Critical “PixieFail” Flaws Expose Millions of Devices to Cyberattacks


The vulnerabilities, collectively called PixieFAIL, were discovered in the network stack of EDK II, during a cursory inspection of NetworkPkg and could be exploited during the network boot process.

Quarkslab bug hunters discovered nine serious vulnerabilities in EDK II, the de-facto open-source reference implementation of the UEFI specification, which could lead to remote code execution (RCE) attacks before booting the device.

These flaws, discovered in August 2023, led to DNS and DHCP poisoning attacks, information leakage, denial of service, and data insertion attacks at the IPv4 and IPv6 layers.

The vulnerabilities, collectively called PixieFAIL, were discovered in the network stack of EDK II, during a cursory inspection of NetworkPkg and could be exploited during the network boot process.

Network boot is a common feature on enterprise computers/servers, used to load an OS image from the network at boot time. This is popular in data centers and high-performance computing environments. Given that server farms and clusters often have hundreds or thousands of compute nodes, it simplifies management by downloading and running the OS from a central set of servers.

For your information, the Preboot Execution Environment (PXE), netboot, or Pixie boot, specifies a standardized client-server solution for network computers’ booting. It was introduced by Intel in 1998 and later got incorporated into the UEFI specification. With the release of UEFI version 2.2 in 2010, IPv6-based PXE became a part of the specification. The code to PXE is included in the UEFI firmware on the motherboard or within the NIC firmware read-only memory.

EDK II is UEFI’s open-source implementation developed and maintained by Tianocore, a community of developers leveraging the project for their own UEFI implementations. It incorporates NetworkPkg, a TCP/IP stack, to enable network functionalities during the initial PXE stage, allowing remote configuration and booting of networked computers.

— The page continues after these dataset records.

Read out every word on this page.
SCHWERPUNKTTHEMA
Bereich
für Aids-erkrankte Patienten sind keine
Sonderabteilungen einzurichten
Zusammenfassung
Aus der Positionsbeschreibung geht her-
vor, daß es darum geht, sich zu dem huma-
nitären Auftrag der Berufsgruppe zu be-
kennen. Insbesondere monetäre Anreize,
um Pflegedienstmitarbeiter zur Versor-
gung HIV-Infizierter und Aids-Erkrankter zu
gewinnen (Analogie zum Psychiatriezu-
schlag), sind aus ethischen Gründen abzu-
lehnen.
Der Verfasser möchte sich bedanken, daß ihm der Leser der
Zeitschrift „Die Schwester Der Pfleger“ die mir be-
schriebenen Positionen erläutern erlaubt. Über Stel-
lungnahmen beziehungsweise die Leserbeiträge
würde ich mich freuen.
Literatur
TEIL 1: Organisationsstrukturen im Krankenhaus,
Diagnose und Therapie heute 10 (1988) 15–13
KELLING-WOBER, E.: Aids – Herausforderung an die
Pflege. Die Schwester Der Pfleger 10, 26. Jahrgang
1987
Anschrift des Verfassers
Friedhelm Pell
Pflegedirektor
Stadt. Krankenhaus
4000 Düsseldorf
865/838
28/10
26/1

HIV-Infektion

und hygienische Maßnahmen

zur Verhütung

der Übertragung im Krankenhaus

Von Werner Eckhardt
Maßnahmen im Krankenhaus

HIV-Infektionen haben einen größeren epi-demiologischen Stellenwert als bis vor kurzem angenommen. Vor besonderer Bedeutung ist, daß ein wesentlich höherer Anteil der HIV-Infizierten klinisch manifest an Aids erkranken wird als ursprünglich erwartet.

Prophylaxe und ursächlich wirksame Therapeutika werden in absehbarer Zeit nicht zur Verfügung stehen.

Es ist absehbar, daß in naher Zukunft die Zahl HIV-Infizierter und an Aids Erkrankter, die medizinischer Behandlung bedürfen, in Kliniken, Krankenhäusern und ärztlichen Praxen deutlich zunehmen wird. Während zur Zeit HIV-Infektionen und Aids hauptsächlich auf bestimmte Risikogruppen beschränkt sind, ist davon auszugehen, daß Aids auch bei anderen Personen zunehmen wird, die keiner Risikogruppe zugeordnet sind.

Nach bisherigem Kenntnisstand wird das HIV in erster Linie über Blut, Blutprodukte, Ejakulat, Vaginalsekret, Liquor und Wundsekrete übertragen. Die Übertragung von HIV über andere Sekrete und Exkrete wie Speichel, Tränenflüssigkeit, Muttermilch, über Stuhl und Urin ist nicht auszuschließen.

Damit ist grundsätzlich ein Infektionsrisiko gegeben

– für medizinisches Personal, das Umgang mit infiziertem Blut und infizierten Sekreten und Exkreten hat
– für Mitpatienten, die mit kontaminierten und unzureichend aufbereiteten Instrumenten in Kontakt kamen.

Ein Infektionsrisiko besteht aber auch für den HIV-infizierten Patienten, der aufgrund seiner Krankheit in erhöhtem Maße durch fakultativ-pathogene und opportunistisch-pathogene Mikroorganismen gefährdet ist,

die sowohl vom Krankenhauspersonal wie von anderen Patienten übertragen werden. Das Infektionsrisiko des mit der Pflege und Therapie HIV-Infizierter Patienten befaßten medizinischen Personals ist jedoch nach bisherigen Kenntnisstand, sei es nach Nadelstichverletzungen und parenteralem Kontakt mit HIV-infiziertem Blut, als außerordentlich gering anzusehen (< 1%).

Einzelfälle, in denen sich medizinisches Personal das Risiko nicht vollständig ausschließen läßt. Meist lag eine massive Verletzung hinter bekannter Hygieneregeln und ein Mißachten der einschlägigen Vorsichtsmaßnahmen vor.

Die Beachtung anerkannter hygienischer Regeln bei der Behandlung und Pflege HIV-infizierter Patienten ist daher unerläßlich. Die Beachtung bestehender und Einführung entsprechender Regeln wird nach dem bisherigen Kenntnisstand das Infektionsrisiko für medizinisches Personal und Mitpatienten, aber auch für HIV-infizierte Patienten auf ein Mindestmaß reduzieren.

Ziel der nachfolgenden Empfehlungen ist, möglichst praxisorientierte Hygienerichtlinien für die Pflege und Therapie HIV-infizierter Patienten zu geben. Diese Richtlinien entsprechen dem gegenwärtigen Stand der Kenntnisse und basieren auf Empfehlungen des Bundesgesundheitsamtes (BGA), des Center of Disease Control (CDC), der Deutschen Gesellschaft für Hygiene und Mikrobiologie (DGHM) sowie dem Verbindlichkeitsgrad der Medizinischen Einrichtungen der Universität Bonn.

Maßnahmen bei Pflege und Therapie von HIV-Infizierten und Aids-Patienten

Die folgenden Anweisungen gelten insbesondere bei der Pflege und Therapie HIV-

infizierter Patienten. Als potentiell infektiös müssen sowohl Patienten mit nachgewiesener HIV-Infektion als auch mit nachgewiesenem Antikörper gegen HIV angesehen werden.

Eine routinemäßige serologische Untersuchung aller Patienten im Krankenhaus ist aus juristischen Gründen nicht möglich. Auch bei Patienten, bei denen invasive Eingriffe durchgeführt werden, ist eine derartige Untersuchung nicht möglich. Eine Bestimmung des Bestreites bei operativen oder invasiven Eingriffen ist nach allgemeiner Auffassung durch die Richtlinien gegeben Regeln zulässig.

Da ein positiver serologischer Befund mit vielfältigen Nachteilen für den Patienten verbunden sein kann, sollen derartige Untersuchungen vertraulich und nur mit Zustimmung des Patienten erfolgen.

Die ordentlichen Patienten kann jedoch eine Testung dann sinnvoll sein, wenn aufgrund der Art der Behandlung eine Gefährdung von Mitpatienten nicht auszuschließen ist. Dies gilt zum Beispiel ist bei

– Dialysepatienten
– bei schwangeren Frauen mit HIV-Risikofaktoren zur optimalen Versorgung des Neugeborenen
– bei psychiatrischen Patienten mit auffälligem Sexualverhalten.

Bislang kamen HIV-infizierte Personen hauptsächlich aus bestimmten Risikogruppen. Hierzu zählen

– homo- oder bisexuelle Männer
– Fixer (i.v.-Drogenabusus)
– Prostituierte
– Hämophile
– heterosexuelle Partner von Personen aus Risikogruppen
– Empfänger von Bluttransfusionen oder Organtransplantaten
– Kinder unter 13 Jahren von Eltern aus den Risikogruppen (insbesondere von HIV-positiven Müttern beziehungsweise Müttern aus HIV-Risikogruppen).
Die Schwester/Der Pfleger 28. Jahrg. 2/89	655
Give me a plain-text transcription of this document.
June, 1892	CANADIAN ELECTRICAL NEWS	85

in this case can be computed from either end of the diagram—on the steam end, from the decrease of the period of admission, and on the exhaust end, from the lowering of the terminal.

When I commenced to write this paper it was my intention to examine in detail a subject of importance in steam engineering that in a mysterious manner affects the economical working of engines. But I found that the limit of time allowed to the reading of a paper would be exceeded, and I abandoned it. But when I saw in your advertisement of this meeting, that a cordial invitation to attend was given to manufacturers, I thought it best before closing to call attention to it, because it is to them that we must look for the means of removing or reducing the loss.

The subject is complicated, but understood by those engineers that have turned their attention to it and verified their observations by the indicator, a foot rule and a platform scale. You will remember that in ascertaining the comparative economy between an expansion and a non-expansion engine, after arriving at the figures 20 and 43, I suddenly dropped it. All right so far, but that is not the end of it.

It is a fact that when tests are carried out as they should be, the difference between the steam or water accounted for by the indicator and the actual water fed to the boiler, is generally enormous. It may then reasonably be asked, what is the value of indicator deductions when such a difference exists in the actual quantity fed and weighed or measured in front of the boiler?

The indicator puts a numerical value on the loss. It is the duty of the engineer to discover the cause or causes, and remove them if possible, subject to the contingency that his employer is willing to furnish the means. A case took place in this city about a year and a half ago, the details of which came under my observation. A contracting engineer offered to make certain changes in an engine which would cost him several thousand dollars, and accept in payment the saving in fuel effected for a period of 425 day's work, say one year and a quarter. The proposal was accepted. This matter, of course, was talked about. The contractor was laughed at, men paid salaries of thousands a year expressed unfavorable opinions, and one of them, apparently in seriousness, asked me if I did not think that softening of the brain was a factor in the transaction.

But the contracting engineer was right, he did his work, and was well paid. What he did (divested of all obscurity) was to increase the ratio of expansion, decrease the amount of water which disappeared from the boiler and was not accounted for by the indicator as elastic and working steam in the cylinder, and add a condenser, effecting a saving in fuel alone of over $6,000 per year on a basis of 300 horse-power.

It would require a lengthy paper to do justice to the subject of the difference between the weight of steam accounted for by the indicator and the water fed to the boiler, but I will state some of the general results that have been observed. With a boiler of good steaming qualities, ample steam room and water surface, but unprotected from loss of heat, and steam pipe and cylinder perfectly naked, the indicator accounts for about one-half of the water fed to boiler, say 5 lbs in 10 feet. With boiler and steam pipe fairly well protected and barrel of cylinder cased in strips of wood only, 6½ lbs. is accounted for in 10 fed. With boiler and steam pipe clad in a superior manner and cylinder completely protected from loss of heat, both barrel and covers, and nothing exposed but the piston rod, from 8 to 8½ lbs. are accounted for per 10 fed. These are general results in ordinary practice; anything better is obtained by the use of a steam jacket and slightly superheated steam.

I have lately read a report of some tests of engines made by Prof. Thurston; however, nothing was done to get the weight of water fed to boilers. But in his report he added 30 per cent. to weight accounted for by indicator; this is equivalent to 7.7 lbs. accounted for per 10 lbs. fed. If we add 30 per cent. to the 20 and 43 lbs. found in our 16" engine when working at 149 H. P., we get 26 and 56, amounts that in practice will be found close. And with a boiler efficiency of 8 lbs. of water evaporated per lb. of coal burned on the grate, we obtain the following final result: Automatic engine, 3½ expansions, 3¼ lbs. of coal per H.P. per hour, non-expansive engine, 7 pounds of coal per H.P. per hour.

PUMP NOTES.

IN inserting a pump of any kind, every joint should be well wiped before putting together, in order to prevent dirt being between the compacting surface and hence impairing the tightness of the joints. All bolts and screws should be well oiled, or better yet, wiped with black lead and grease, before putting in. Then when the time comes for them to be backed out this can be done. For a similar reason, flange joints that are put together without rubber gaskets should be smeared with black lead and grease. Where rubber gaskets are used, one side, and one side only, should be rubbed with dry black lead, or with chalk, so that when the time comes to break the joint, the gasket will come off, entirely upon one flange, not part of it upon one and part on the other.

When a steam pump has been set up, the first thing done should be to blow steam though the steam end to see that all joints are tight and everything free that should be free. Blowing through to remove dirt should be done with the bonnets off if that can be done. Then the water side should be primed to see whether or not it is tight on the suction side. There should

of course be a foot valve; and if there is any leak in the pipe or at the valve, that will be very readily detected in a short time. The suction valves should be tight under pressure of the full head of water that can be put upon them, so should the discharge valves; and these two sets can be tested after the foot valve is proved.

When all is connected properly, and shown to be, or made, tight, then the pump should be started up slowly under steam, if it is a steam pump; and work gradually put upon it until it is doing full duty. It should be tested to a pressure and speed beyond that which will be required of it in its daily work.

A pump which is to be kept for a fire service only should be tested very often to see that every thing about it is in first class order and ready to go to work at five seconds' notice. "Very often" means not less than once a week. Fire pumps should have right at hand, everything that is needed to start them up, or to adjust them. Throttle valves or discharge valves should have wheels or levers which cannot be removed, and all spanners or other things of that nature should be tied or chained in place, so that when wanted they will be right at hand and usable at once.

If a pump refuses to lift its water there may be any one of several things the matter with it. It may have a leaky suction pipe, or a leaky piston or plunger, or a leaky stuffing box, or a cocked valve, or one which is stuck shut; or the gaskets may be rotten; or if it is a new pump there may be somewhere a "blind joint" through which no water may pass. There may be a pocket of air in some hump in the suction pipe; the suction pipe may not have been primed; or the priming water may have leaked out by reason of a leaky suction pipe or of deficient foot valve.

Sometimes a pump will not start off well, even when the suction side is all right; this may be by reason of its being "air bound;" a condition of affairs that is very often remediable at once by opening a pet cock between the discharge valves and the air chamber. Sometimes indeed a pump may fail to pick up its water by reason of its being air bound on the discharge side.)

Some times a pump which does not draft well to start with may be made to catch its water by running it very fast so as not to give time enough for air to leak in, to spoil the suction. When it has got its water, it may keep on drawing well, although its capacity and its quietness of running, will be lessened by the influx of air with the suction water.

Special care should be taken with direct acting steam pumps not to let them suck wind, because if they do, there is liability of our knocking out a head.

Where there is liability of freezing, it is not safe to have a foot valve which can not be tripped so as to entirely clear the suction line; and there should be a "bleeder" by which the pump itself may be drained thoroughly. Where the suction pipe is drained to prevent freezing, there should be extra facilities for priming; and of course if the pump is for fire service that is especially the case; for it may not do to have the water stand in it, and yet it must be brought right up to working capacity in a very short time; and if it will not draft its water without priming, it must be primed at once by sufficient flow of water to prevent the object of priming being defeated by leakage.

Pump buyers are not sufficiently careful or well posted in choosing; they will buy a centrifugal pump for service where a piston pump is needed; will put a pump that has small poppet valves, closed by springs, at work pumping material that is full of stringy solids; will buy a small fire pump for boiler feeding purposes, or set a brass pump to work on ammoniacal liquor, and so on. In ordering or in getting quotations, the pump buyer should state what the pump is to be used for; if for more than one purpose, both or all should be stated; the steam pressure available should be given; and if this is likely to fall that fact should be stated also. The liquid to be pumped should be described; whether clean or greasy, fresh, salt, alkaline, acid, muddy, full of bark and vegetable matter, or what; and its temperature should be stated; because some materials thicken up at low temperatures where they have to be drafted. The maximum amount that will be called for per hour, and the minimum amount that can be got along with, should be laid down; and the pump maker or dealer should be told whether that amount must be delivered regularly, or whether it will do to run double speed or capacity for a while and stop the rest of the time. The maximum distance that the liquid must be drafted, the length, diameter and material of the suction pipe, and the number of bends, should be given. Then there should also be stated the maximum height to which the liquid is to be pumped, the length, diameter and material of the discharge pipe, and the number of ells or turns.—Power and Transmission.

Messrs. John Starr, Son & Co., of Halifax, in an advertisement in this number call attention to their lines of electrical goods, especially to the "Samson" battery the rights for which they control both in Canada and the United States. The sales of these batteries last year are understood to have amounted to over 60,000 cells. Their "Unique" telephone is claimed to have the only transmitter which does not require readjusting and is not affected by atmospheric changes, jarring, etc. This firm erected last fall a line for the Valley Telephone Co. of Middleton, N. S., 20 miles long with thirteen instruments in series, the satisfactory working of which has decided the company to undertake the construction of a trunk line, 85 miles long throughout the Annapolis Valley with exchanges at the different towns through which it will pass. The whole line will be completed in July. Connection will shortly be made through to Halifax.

According to Quarkslab’s blog post, all nine issues were discovered in the TianoCore EFI Development Kit II (EDK II) and affect UEFI firmware from AMI, Intel, Insyde, and Phoenix Technologies. Threat actors can exploit them for remote code execution, denial-of-service, DNS cache poisoning, and leakage of sensitive information. The vulnerabilities’ details are as follows:

CVE-2023-45229 (CVSS rating 6.5) and CVE-2023-45230 (CVSS rating 8.3) are vulnerabilities in DHCPv6 that cause integer underflow and buffer overflow in the DHCPv6 client.

CVE-2023-45231 (CVSS rating 6.5) and CVE-2023-45232 (CVSS rating 7.5) are vulnerabilities in a DHCPv6 Advertise message, causing out-of-bounds reads and infinite loops when parsing unknown or PadN options.

CVE-2023-45233 (CVSS rating 7.5) and CVE-2023-45234 (CVSS rating 8.3) are vulnerabilities in a DHCPv6 Advertise message causing an infinite loop when parsing a PadN option in the Destination Options header and the other affecting the processing of DNS Servers and Server ID options.

CVE-2023-45235 and CVE-2023-45236 are vulnerabilities affecting DHCPv6 proxy Advertise messages, with CVSS scores of 8.3 and 5.8, respectively, causing buffer overflow and predictable TCP initial sequence numbers. The ninth flaw is CVE-2023-45237 with a CVSS score of 5.3 and is related to a weakness in the pseudorandom number generator.

The list of vulnerabilities in EDK II devices is extensive, with the most severe being buffer overflow vulnerabilities for encouraging arbitrary code execution, potentially allowing attackers initial access and lateral movement.

Quarkslab contacted impacted software vendors to address the issue. Over half a year, they worked together to develop a patch without leaking any information. On January 16, 2024, a patch for fixing PixieFAIL at once was released with a firmware update.

The company has released proof-of-concept code for the first seven vulnerabilities, enabling defenders to detect infection attempts. The CERT Coordination Center has identified Insyde, AMI, Intel, and Phoenix Technologies as affected and published guidelines to deploy the fixes.